Analysis answers a different question than readiness. Readiness asks: can I build this deck with my collection? Analysis asks: does this deck have a healthy structure and playable opening patterns? By the end of this workflow you can read both layers, spot when they disagree, and convert the signal into a concrete deck edit.

Before you start

  • A target deck created and populated — see Build decks.
  • A working sense of your format’s metagame. Coverage scores are calibrated against format meta; without that context the numbers float.

Steps

  1. Start with the coverage radar

    Coverage is a structural read of why the deck should work. Five dimensions, each scored 0–4:

    • Access — how reliably the deck reaches its engine card
    • Conversion — how reliably access becomes payoff
    • Protection — how well the deck plays through interaction
    • Answer density — how well it answers opposing threats
    • Recovery — how well it keeps playing after the first exchange

    The radar’s shape tells you the deck’s style. A combo deck looks like a spike on access and conversion with low answer density. A control deck looks square — moderate on everything, high on answer density and recovery.

    A score is directional. Use it to guide decisions, not to replace testing.

    A radar with one collapsed dimension is informative. A perfectly square radar usually means the model couldn't tell what the deck is trying to do.
  2. Cross-check with simulation

    Simulation samples opening hands (10,000+ by default) and reports observed rates: starter access, extender access, interaction density, playable hand rate, dead hand rate, engine-online rate.

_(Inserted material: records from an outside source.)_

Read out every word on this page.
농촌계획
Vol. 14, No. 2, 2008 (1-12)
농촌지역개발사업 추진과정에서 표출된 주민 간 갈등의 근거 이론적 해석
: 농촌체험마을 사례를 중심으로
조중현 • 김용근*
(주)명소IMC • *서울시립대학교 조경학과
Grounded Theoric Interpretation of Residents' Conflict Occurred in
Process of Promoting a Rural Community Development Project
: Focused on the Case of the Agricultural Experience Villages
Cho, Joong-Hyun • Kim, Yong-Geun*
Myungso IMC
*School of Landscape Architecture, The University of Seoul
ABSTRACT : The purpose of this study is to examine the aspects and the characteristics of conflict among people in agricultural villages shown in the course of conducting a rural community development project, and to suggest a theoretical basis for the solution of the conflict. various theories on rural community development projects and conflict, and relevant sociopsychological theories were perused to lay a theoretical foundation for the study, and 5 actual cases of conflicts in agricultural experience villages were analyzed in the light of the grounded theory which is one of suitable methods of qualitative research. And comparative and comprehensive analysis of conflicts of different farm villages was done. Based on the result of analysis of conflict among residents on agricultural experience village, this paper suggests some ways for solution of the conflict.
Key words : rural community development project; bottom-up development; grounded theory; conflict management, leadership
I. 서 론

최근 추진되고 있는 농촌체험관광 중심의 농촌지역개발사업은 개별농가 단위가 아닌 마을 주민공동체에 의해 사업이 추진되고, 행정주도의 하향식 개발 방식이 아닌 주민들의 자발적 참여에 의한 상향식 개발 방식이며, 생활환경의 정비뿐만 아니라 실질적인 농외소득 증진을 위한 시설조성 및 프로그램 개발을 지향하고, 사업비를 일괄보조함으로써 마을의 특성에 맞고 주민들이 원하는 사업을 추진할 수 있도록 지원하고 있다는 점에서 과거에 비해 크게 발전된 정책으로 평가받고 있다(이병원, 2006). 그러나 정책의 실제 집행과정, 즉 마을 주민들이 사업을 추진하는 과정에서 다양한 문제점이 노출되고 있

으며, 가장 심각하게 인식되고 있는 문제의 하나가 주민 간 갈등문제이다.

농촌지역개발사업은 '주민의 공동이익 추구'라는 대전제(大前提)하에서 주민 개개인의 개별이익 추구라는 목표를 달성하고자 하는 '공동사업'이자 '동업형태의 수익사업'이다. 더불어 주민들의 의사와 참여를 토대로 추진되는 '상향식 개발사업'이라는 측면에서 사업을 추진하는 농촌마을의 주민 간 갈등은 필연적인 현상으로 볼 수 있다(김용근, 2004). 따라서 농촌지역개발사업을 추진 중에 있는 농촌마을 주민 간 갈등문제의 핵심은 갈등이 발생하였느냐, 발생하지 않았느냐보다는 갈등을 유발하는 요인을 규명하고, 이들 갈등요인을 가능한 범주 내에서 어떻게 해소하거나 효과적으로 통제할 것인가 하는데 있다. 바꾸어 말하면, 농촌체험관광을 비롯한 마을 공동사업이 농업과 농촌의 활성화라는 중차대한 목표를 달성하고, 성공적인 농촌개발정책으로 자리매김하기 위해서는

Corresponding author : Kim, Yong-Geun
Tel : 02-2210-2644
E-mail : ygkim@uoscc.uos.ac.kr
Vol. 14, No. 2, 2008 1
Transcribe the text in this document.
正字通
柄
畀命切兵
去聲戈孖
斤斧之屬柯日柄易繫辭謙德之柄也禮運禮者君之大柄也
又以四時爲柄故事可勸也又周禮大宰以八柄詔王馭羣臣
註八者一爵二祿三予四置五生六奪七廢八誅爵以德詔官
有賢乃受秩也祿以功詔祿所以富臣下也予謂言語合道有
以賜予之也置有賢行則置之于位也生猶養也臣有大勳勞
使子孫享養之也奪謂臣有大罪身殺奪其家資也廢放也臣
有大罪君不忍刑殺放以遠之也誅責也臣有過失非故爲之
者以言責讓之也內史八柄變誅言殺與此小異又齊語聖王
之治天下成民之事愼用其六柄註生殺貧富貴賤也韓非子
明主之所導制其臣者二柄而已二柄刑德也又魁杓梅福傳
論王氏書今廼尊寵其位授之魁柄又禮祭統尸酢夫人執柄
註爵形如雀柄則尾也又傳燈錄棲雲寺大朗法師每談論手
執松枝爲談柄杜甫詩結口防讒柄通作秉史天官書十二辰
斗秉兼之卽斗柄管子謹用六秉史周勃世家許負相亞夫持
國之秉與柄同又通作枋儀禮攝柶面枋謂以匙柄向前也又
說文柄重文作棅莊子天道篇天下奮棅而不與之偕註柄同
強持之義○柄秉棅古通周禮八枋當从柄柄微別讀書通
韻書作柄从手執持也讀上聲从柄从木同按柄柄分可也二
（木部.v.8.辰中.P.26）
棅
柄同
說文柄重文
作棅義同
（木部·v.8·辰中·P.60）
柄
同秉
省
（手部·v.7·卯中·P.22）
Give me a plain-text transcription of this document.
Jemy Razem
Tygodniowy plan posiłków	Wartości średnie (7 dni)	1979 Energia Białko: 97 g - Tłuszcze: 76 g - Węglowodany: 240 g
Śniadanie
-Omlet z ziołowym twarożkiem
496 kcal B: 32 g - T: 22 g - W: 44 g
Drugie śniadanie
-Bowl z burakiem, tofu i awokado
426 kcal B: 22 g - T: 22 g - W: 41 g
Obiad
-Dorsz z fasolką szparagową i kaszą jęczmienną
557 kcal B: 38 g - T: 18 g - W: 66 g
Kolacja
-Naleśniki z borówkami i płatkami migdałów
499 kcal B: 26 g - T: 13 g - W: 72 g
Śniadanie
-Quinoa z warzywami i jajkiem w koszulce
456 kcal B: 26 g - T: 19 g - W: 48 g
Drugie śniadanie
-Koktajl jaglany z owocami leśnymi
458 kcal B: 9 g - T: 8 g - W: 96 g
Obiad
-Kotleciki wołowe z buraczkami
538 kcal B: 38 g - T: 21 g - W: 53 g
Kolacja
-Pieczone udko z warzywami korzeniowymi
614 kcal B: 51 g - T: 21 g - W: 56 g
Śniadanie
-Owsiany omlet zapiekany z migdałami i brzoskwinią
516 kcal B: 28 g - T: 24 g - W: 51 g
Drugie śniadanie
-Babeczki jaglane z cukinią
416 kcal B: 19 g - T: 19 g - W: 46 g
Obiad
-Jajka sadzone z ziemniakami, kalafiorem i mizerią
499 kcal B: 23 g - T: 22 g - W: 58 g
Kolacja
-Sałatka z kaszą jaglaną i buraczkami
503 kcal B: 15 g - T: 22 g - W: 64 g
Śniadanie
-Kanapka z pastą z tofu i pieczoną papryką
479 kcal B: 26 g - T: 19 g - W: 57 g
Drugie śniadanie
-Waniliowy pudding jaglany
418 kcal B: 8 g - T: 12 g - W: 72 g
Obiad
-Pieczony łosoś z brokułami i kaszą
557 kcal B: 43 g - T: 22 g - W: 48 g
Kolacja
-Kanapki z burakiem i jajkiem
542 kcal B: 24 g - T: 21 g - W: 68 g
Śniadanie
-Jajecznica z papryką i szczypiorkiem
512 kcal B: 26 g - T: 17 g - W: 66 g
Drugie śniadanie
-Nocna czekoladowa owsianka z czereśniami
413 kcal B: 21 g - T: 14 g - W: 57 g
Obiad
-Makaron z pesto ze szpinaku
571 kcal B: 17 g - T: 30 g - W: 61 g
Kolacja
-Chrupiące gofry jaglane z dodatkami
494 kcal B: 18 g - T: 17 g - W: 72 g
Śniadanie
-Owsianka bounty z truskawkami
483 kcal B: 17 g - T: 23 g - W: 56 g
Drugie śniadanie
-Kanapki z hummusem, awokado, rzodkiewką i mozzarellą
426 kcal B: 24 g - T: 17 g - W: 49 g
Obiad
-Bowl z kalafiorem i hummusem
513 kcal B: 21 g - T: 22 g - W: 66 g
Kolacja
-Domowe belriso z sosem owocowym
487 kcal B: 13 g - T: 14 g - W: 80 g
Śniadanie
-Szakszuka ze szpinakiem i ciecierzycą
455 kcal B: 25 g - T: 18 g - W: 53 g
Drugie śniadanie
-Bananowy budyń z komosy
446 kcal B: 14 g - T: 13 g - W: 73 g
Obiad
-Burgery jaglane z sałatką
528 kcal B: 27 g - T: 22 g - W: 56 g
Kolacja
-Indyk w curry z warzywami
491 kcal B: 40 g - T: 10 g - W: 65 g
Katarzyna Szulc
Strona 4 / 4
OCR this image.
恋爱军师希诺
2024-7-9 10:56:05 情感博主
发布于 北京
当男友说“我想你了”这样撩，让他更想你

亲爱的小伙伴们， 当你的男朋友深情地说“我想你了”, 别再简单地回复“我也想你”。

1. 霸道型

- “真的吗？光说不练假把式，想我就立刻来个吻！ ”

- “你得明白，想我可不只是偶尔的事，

    When simulation agrees with coverage, the structural read is trustworthy. When they disagree — coverage says “high access,” simulation says “starter access 38%” — believe the simulation. The structural model has context boundaries; the simulation is empirical.

    A 'good' starter rate depends on the deck. 60% is great for control, mediocre for combo.
  3. Read structural risks separately

    Risks aren’t part of the score. They’re warning flags about how the deck behaves in edge cases:

    • Brick risk — too many uncastable hands
    • Single point of failure — entire game plan hinges on one card resolving
    • Normal summon dependence — collapses to any normal-summon negate
    • Extra deck dependence — folds to extra-deck disruption
    • Graveyard dependence — folds to graveyard hate
    • Going-second fragility — needs to go first to function
    • Low follow-up risk — runs out of gas in grind games

    A deck can have acceptable scores and still carry a risk that matters in your local environment. If your locals all play Droll & Lock Bird, “graveyard dependence” stops being theoretical.

    Risks are context-dependent. 'Severe' in one meta is 'acceptable' in another.
  4. Identify the bottleneck and act

    The action loop is small:

    1. Identify the weakest coverage dimension.
    2. Confirm in simulation that the dimension’s metric is actually low.
    3. Read findings and risks for the same dimension — they often suggest a direction.
    4. Open the Compare and improve flow for candidate swaps.
    5. Save the new list as a deck version before applying the change.
    The suggestion is a hypothesis to test in a new version — not a directive.

What success looks like

You can name your deck’s structural weakness in one sentence, point to the simulation metric that confirms it, and have a candidate edit lined up as a new version ready to test. The full analysis page is a tool for diagnosis, not for grading — if you walked away with a number and no next action, you stopped reading too early.

Going deeper

The five dimensions and their weight tuning are documented in Scoring model. The simulation methodology — sample size, opening-hand definition, mulligan rules — lives in the same reference. The format-specific calibration corpus is YGOPRODECK tournament meta lists, joined to current format banlist state.

For why a structural score and a simulation rate can diverge, see Core concepts.

For the field-by-field reference of the analysis surface — every coverage dimension, every simulation metric, every risk type — see Quick Analysis (reference).